A new app used to help parents of premature infants communicate and track their babies’ progress in the neonatal intensive care unit has been advanced and tested by researchers at the University of Chicago Medicine, in collaboration with PreeMe+You, a social benefit health startup.
Neonatologist Bree Andrews at Comer Children’s Hospital and medical anthropologist Yaya Ren developed the app to help guide NICU families through the overwhelming experience of having a premature infant. Their work in the NICU revealed that gaps in patient communication with care teams were stressful to families and difficult to harmonize.
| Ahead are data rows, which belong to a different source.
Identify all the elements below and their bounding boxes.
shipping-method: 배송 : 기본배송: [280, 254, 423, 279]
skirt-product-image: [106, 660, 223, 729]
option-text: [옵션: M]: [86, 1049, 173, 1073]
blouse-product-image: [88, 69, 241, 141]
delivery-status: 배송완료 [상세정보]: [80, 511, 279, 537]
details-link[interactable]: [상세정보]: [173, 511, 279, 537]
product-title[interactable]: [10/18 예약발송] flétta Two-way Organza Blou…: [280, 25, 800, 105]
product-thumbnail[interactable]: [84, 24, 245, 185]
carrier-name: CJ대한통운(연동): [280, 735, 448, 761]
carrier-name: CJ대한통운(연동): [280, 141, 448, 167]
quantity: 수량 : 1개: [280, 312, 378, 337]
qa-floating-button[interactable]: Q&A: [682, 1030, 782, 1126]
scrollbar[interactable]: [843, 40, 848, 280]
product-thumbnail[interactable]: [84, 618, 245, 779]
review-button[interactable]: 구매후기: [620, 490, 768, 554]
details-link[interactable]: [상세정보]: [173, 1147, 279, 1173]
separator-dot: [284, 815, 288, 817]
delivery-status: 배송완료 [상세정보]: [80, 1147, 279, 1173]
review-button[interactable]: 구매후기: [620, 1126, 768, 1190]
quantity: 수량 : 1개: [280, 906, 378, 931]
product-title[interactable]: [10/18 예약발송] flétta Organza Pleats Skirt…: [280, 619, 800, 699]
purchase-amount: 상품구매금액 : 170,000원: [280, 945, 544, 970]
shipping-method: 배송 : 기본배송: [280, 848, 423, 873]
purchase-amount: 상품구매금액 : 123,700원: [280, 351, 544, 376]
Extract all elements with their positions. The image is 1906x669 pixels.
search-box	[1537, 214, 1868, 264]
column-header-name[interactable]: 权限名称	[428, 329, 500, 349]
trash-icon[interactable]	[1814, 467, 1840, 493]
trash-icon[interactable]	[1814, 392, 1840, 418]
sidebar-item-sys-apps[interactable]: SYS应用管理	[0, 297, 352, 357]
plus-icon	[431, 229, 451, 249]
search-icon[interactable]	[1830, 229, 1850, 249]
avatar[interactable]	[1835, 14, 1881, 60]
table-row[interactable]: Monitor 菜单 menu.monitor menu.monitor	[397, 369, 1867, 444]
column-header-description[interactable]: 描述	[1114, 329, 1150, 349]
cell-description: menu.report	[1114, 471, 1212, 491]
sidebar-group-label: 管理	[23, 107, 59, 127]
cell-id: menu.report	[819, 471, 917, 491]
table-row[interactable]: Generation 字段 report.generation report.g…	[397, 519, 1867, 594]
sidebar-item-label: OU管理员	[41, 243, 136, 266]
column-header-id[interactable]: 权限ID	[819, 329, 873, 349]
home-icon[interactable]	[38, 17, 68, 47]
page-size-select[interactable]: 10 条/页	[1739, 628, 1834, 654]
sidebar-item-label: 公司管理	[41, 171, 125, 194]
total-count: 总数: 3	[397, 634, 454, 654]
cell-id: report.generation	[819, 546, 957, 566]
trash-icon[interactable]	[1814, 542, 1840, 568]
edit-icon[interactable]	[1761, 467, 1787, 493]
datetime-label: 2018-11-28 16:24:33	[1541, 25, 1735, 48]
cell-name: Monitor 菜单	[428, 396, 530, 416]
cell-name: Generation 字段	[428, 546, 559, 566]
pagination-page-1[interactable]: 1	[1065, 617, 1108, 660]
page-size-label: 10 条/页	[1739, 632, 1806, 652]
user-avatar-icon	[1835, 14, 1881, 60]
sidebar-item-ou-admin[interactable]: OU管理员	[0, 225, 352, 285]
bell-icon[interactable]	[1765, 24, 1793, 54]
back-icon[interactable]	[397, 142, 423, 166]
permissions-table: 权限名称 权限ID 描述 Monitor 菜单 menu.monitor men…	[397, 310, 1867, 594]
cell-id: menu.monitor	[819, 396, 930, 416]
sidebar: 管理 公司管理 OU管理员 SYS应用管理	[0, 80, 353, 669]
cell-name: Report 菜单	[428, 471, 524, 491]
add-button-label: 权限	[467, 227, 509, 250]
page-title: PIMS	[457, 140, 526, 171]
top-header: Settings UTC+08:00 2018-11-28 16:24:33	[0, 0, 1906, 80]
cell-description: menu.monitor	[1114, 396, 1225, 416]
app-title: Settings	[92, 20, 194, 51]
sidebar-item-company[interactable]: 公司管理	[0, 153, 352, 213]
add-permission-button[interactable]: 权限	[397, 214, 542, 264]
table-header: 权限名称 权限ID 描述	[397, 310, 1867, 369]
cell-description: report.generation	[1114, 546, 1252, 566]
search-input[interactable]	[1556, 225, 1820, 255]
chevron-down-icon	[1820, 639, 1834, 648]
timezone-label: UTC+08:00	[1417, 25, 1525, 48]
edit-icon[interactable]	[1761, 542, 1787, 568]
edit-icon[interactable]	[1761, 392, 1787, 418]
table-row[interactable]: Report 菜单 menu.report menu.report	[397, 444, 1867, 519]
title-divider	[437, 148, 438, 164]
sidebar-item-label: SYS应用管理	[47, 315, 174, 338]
This is due to the complex nature of NICU medicine, time pressures and the rollercoaster emotional journeys of families.
“Some babies are in the NICU for many weeks, yet their contact with the medical team is often brief,” Andrews said. “Besides having a bedside nurse, that leaves a lot of empty time in the NICU that could be utilized to better help families understand what’s going on with their babies.”
To use the app, a parent creates an account and answers prompted questions about their baby’s five important body functions, or biomarkers: breathing, feeding, temperature control, sleeping and growth. The app, in turn, communicates how the medical team is caring for the preemie in real time and helps parents track their baby’s NICU journey, giving them a tool to always be on the same page as their medical team. In addition, the app provides curated educational information synchronized to the baby’s specific stage for each biomarker. This tells parents what progress means for their baby’s individual development.
“Our goal is not to replace medical health care with technology,” said Ren, “but we want to guide and reclaim meaningful, empowering, and supportive human communication and interactions between NICU families and medical staff that can be easily lost in a medical crisis.”
Andrews has used the app with more than 75 families at Comer Children’s and said she found it most successful with families who have babies with the biggest challenges and complications. The researchers say one goal of the app is to help families gain a sense of stability amid a time that, for many, is filled with uncertainties.
“When people are in crisis, they need some scaffolding to help hold them up in a way that feels good for them,” Ren said.
The researchers anticipate that within the year, the app will be available for iPhone and Android phones. They also designed it with the goal of being used in any NICU, anywhere in the world.